20 Questions

It's been a bit of an indifferent start to the week- yesterday's US equity volume was the lowest of the year- and Macro Man is frankly struggling for inspiration. What better time, then, to play another game of 20 Questions?

1) Per yesterday's post, will the US Treasury cite China as a currency manipulator next month?

2) When will the Chinese finally adjust the FX regime (defined as allowing USD/RMB to trade below 6.80 or above 6.85)?

3) What, if any, monetary policy changes will the Fed make this year?

4) Will the FOMC ever be fully staffed again?

5) Who's the first to hike policy rates: Fed, ECB, or BOE?

6) What trades first in cable: 1.30 or 1.70?

7) Man United has won the league three times in a row, been to two straight Champions' League finals, and this year retained a cup trophy for the first time in their long history. What, exactly, are all the fans and the Red Knights bitching about?

8) Have we seen the peak in US 2's- 10's?

9) Are we in for another 2-3 years of slowly eroding house prices in the US and non-London UK?

10) What odds on more QE from the BOE this year?

11) Which trades first in the SPX: 1050 or 1200?

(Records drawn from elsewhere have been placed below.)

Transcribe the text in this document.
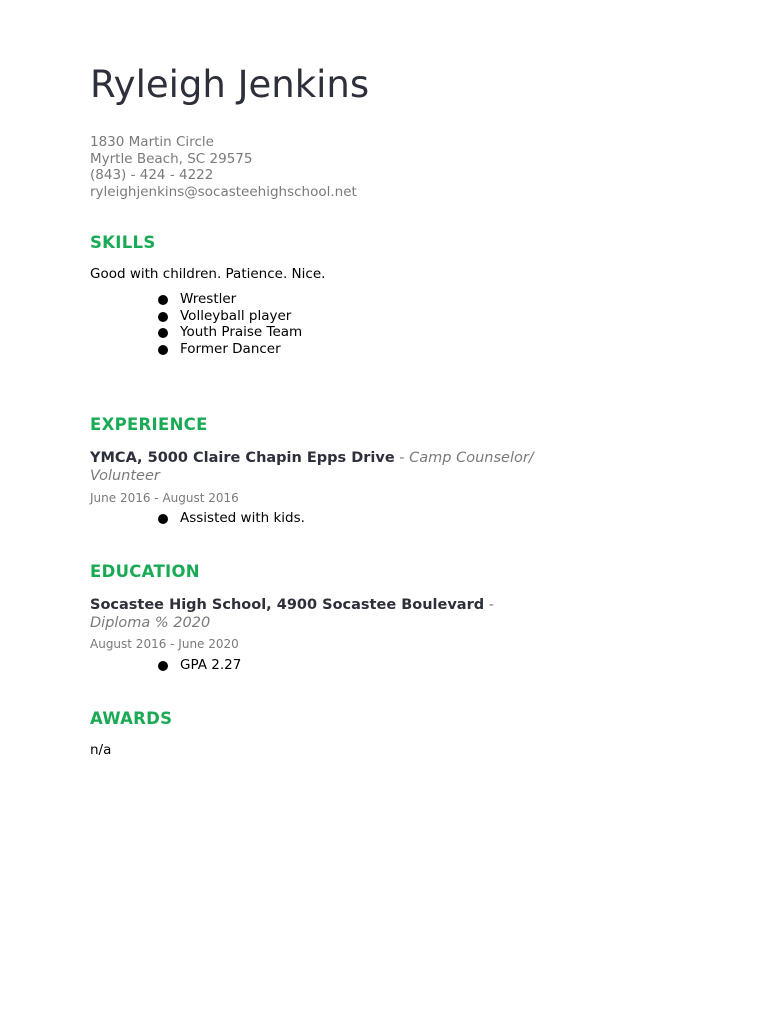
Ryleigh Jenkins
1830 Martin Circle
Myrtle Beach, SC 29575
(843) - 424 - 4222
ryleighjenkins@socasteehighschool.net
SKILLS
Good with children. Patience. Nice.
Wrestler
Volleyball player
Youth Praise Team
Former Dancer
EXPERIENCE
YMCA, 5000 Claire Chapin Epps Drive - Camp Counselor/ Volunteer
June 2016 - August 2016
Assisted with kids.
EDUCATION
Socastee High School, 4900 Socastee Boulevard -
Diploma % 2020
August 2016 - June 2020
GPA 2.27
AWARDS
n/a
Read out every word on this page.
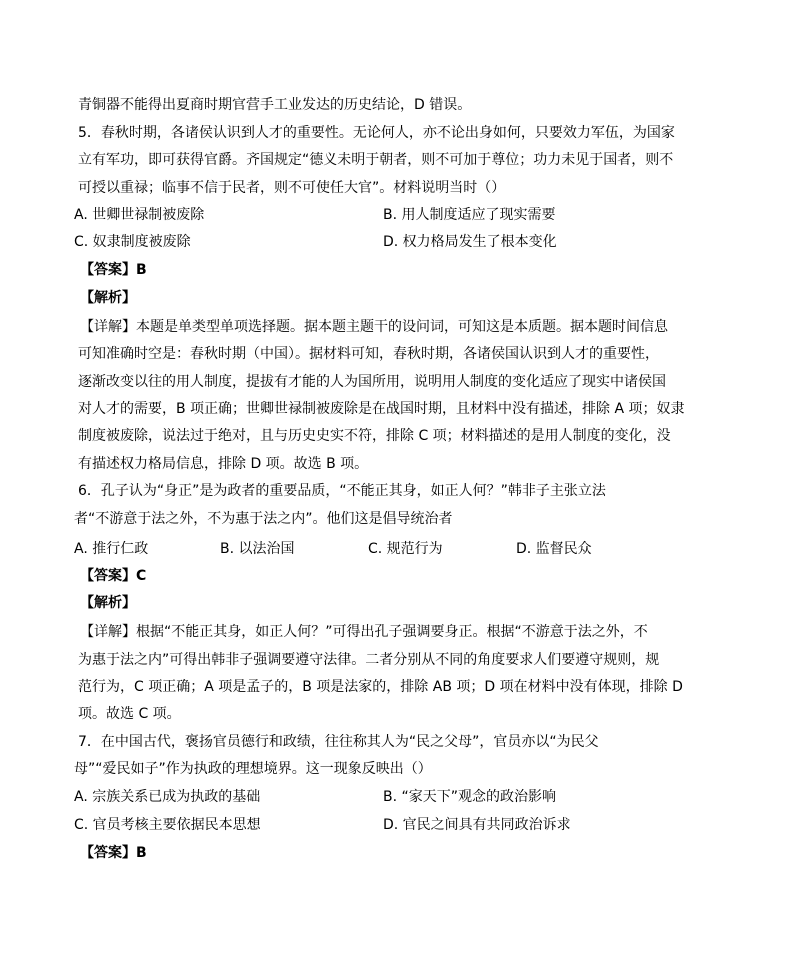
青铜器不能得出夏商时期官营手工业发达的历史结论，D 错误。
5．春秋时期，各诸侯认识到人才的重要性。无论何人，亦不论出身如何，只要效力军伍，为国家
立有军功，即可获得官爵。齐国规定“德义未明于朝者，则不可加于尊位；功力未见于国者，则不
可授以重禄；临事不信于民者，则不可使任大官”。材料说明当时（）
A. 世卿世禄制被废除	B. 用人制度适应了现实需要
C. 奴隶制度被废除	D. 权力格局发生了根本变化
【答案】B
【解析】
【详解】本题是单类型单项选择题。据本题主题干的设问词，可知这是本质题。据本题时间信息
可知准确时空是：春秋时期（中国）。据材料可知，春秋时期，各诸侯国认识到人才的重要性，
逐渐改变以往的用人制度，提拔有才能的人为国所用，说明用人制度的变化适应了现实中诸侯国
对人才的需要，B 项正确；世卿世禄制被废除是在战国时期，且材料中没有描述，排除 A 项；奴隶
制度被废除，说法过于绝对，且与历史史实不符，排除 C 项；材料描述的是用人制度的变化，没
有描述权力格局信息，排除 D 项。故选 B 项。
6．孔子认为“身正”是为政者的重要品质，“不能正其身，如正人何？”韩非子主张立法
者“不游意于法之外，不为惠于法之内”。他们这是倡导统治者
A. 推行仁政	B. 以法治国	C. 规范行为	D. 监督民众
【答案】C
【解析】
【详解】根据“不能正其身，如正人何？”可得出孔子强调要身正。根据“不游意于法之外，不
为惠于法之内”可得出韩非子强调要遵守法律。二者分别从不同的角度要求人们要遵守规则，规
范行为，C 项正确；A 项是孟子的，B 项是法家的，排除 AB 项；D 项在材料中没有体现，排除 D
项。故选 C 项。
7．在中国古代，褒扬官员德行和政绩，往往称其人为“民之父母”，官员亦以“为民父
母”“爱民如子”作为执政的理想境界。这一现象反映出（）
A. 宗族关系已成为执政的基础	B. “家天下”观念的政治影响
C. 官员考核主要依据民本思想	D. 官民之间具有共同政治诉求
【答案】B
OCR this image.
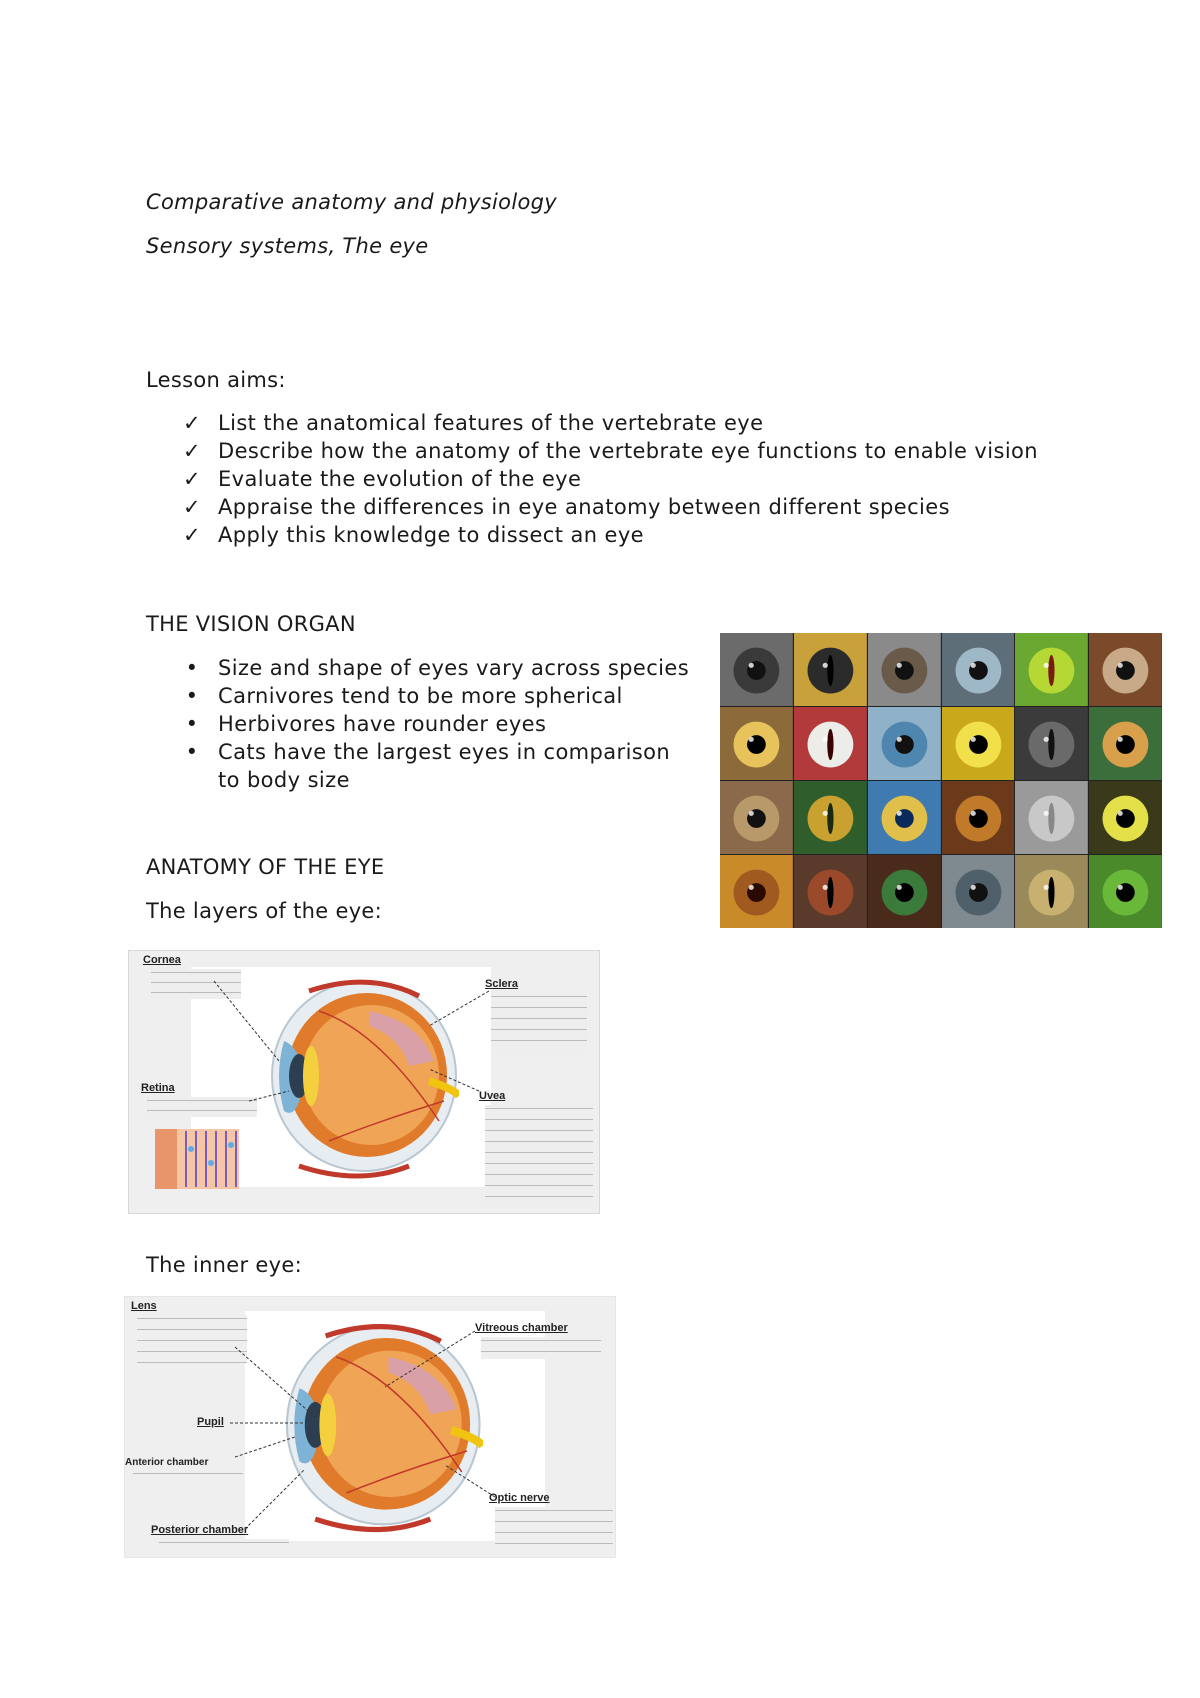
Comparative anatomy and physiology
Sensory systems, The eye
Lesson aims:
✓ List the anatomical features of the vertebrate eye
✓ Describe how the anatomy of the vertebrate eye functions to enable vision
✓ Evaluate the evolution of the eye
✓ Appraise the differences in eye anatomy between different species
✓ Apply this knowledge to dissect an eye
THE VISION ORGAN
• Size and shape of eyes vary across species
• Carnivores tend to be more spherical
• Herbivores have rounder eyes
• Cats have the largest eyes in comparison to body size
ANATOMY OF THE EYE
The layers of the eye:
Cornea
Sclera
Retina
Uvea
The inner eye:
Lens
Vitreous chamber
Pupil
Anterior chamber
Optic nerve
Posterior chamber
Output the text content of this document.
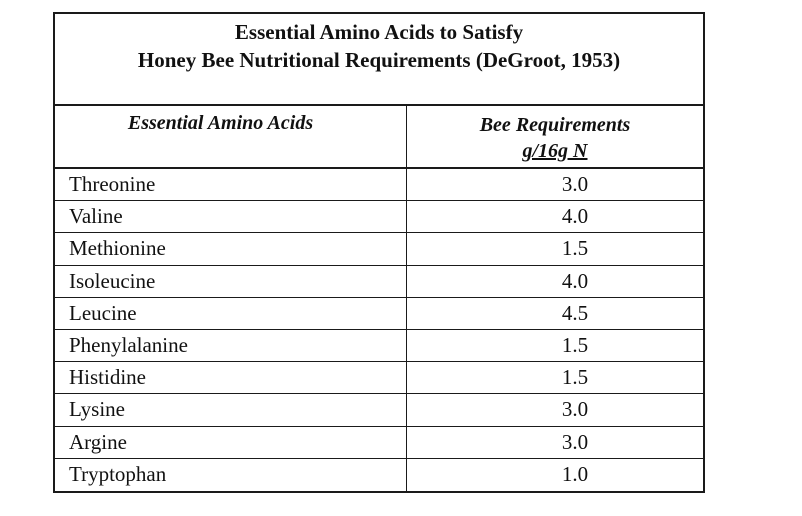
Essential Amino Acids to Satisfy
Honey Bee Nutritional Requirements (DeGroot, 1953)
Essential Amino Acids	Bee Requirements
g/16g N
Threonine	3.0
Valine	4.0
Methionine	1.5
Isoleucine	4.0
Leucine	4.5
Phenylalanine	1.5
Histidine	1.5
Lysine	3.0
Argine	3.0
Tryptophan	1.0
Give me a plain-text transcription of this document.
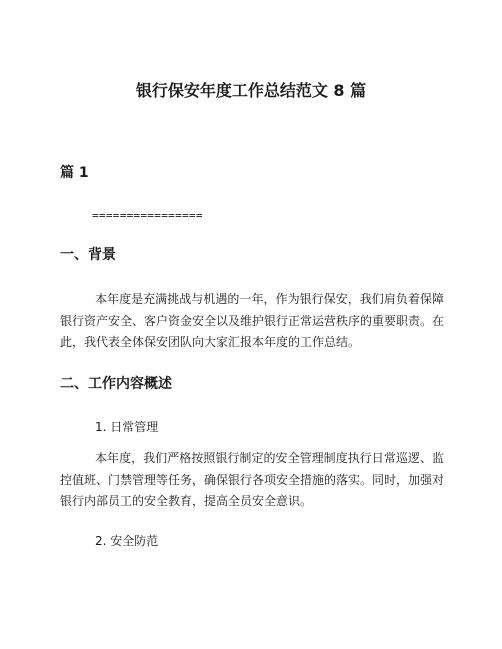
银行保安年度工作总结范文 8 篇
篇 1
================
一、背景

本年度是充满挑战与机遇的一年，作为银行保安，我们肩负着保障银行资产安全、客户资金安全以及维护银行正常运营秩序的重要职责。在此，我代表全体保安团队向大家汇报本年度的工作总结。

二、工作内容概述
1. 日常管理

本年度，我们严格按照银行制定的安全管理制度执行日常巡逻、监控值班、门禁管理等任务，确保银行各项安全措施的落实。同时，加强对银行内部员工的安全教育，提高全员安全意识。

2. 安全防范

12) Who's going to win the NCAA tournament?

13) Have we seen the last of the snow for this year (fingers crossed)?

14) Is Macro Man going to be wrong about both of his political non-predictions this year (no hung Parliament, no loss of either house by the Democrats)?

15) Has the consensus abandoned the double-dip/W-shaped economic profile in the G4 economies?

16) Do all Americans of "Generation X" vintage and younger regard their Social Security statements with as much scepticism as Macro Man?

17) Will the ECB (and, presumably, others) really start performing their own sovereign ratings, thereby reducing the significance of the ratings agencies?

18) How can anyone be enthused at buying the short end in the US/UK/EMU at these levels?

19) Will the UK get downgraded by the end of next year?

20) When will oil break out of this $65 - $85 range?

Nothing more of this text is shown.